Rojo’s Odette and Odile are both cool creatures, but in completely different ways. Her Odette is wary, despairing, a frozen creature slow to melt into Acosta’s arms. Odiles are often sensual, seductive creatures but not Rojo. Her Odile is not alluring or coquettish: she is cold, calculating, predatory, with the magnetism of a snake. Siegfried never stood a chance. She played with him, like a cat with a mouse, but the outcome was never in doubt. For both Rojo and Acosta, their formidable technical armoury is not indulged in for its own sake, but put at the service of the work. Acosta’s huge jumps are not just there for show, they manage to illustrate the heights of his excitement and the dizzying enchantment of his attraction for Odile. Rojo’s dazzling fouetees are the invocation of a spell, a tool to an end. When he finally swore his love to her she threw back her head and uttered a half laugh, half sob of triumph. It’s an interesting take on the role, the kind of approach that still keeps this fresh for habitual Swan Lake attenders, as well as leaving the first timers stunned.

The two women manage to convey the swan element in quite different ways. Yanowsky’s Odette is a warmer creature than Rojo’s, but still palpably a wild animal in her initial terror at Siegfried’s approach. In the white pas de deux in Act 2, when Rojo is lifted by Acosta it doesn’t so much appear that she jumps but is about to fly away: he pulls her back to earth. Yanowsky’s Odette has a stillness and grandeur to her, with particularly luscious backbends. A pity that Bolle is not a particularly responsive partner. He is as handsome a prince as you could want, but he does not hold the eye with the same presence that Acosta does. In Act 1, even when Acosta is not dancing, just sitting at the side of the stage, you are always aware of him, and of his proper place in the scheme of things.
 


Zenaida Yanowsky danceing with Kenneth Greve in Swan Lake
© John Ross


Yanowsky’s Odile was glamorous, sophisticated and confident, aware of just how to manipulate her prince. There were one or two little technical glitches here, but it didn’t mar the overall mood.

Casting is generous throughout. In the first cast, for example, the prince’s friends in Act 1 and 2 include Martin Harvey and Thiago Soares. The pas de trois in the first cast was performed by Morera, Nunez and Sasaki (the last on very good form indeed). Martin Harvey had a much less happy time in this in the Yanowsky cast. Cervera and Hatley performed the neapolitan with verve on the 22nd, despite the distractions of escaping ribbons, and Salerno and Martin also made a good impression in this. The corps of swans were on excellent form throughout.

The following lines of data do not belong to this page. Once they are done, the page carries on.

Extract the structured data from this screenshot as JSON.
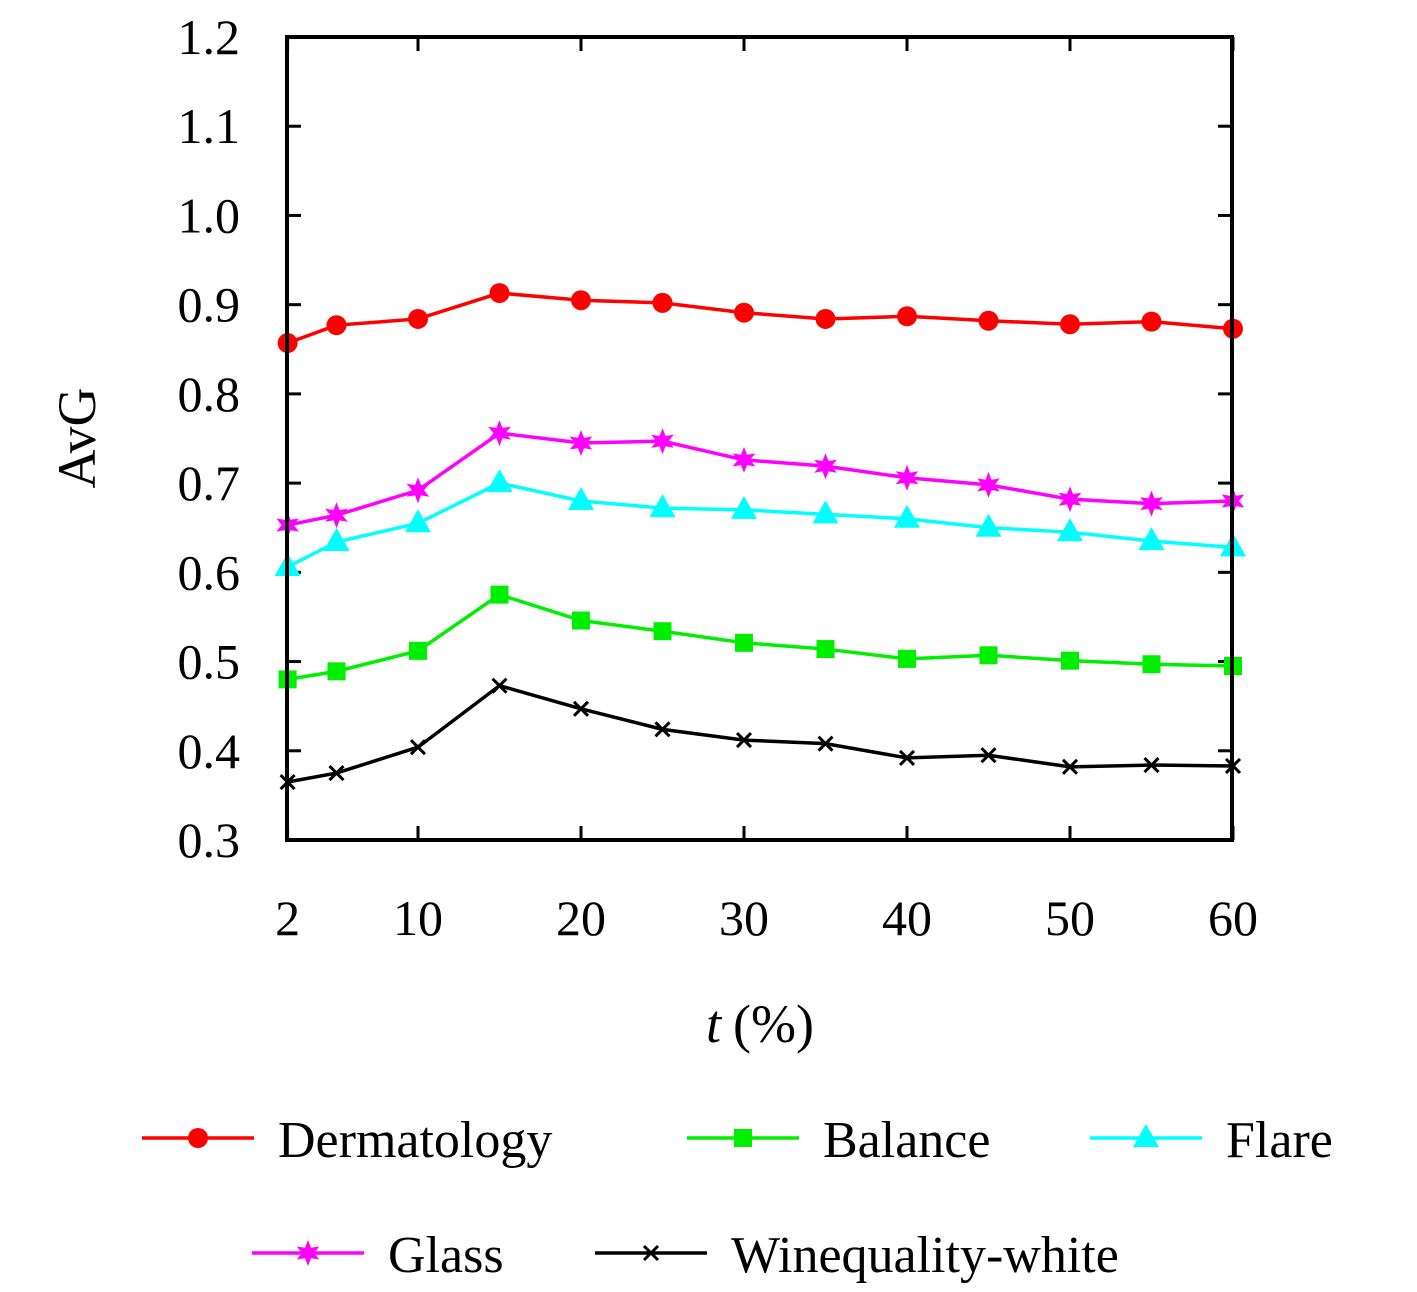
{
  "chart_data": {
    "type": "line",
    "title": "",
    "xlabel": "t (%)",
    "xlabel_var": "t",
    "xlabel_unit": "(%)",
    "ylabel": "AvG",
    "xlim": [
      2,
      60
    ],
    "ylim": [
      0.3,
      1.2
    ],
    "xticks": [
      2,
      10,
      20,
      30,
      40,
      50,
      60
    ],
    "yticks": [
      "0.3",
      "0.4",
      "0.5",
      "0.6",
      "0.7",
      "0.8",
      "0.9",
      "1.0",
      "1.1",
      "1.2"
    ],
    "grid": false,
    "legend_position": "bottom",
    "x": [
      2,
      5,
      10,
      15,
      20,
      25,
      30,
      35,
      40,
      45,
      50,
      55,
      60
    ],
    "series": [
      {
        "name": "Dermatology",
        "color": "#ff0000",
        "marker": "circle",
        "values": [
          0.857,
          0.877,
          0.884,
          0.913,
          0.905,
          0.902,
          0.891,
          0.884,
          0.887,
          0.882,
          0.878,
          0.881,
          0.873
        ]
      },
      {
        "name": "Balance",
        "color": "#00ee00",
        "marker": "square",
        "values": [
          0.48,
          0.489,
          0.512,
          0.575,
          0.546,
          0.534,
          0.521,
          0.514,
          0.503,
          0.507,
          0.501,
          0.497,
          0.495
        ]
      },
      {
        "name": "Flare",
        "color": "#00ffff",
        "marker": "triangle",
        "values": [
          0.606,
          0.634,
          0.655,
          0.7,
          0.68,
          0.672,
          0.67,
          0.665,
          0.66,
          0.65,
          0.645,
          0.635,
          0.628
        ]
      },
      {
        "name": "Glass",
        "color": "#ff00ff",
        "marker": "star",
        "values": [
          0.653,
          0.664,
          0.692,
          0.756,
          0.745,
          0.747,
          0.726,
          0.719,
          0.706,
          0.698,
          0.682,
          0.677,
          0.68
        ]
      },
      {
        "name": "Winequality-white",
        "color": "#000000",
        "marker": "cross",
        "values": [
          0.365,
          0.375,
          0.404,
          0.473,
          0.447,
          0.424,
          0.412,
          0.408,
          0.392,
          0.395,
          0.382,
          0.384,
          0.383
        ]
      }
    ]
  }
}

The sheer excellence of the Rojo and Acosta performance though, throws some shadows over the production itself. Their purity and grace made the Act 1 and 3 surroundings in particular, look tinny and trashy. The Yolanda Sonnabend designs with their strings of flashy baubles recalled recently discarded Christmas tree decorations. You can see the wire sets quiver and shake as the courtiers take their seats on them – not the surroundings that a dignified Princess such as Elizabeth McGorian, would inhabit, surely? The lakeside scenes are much better, but the rest are overdressed and over fussy. The next Artistic Director of the Royal Ballet will have many pressing issues in their in tray in a couple of year’s time: how to replace these designs to something more attuned to the score and the choreography might be one of them (and that’s before we get to Sleeping Beauty…).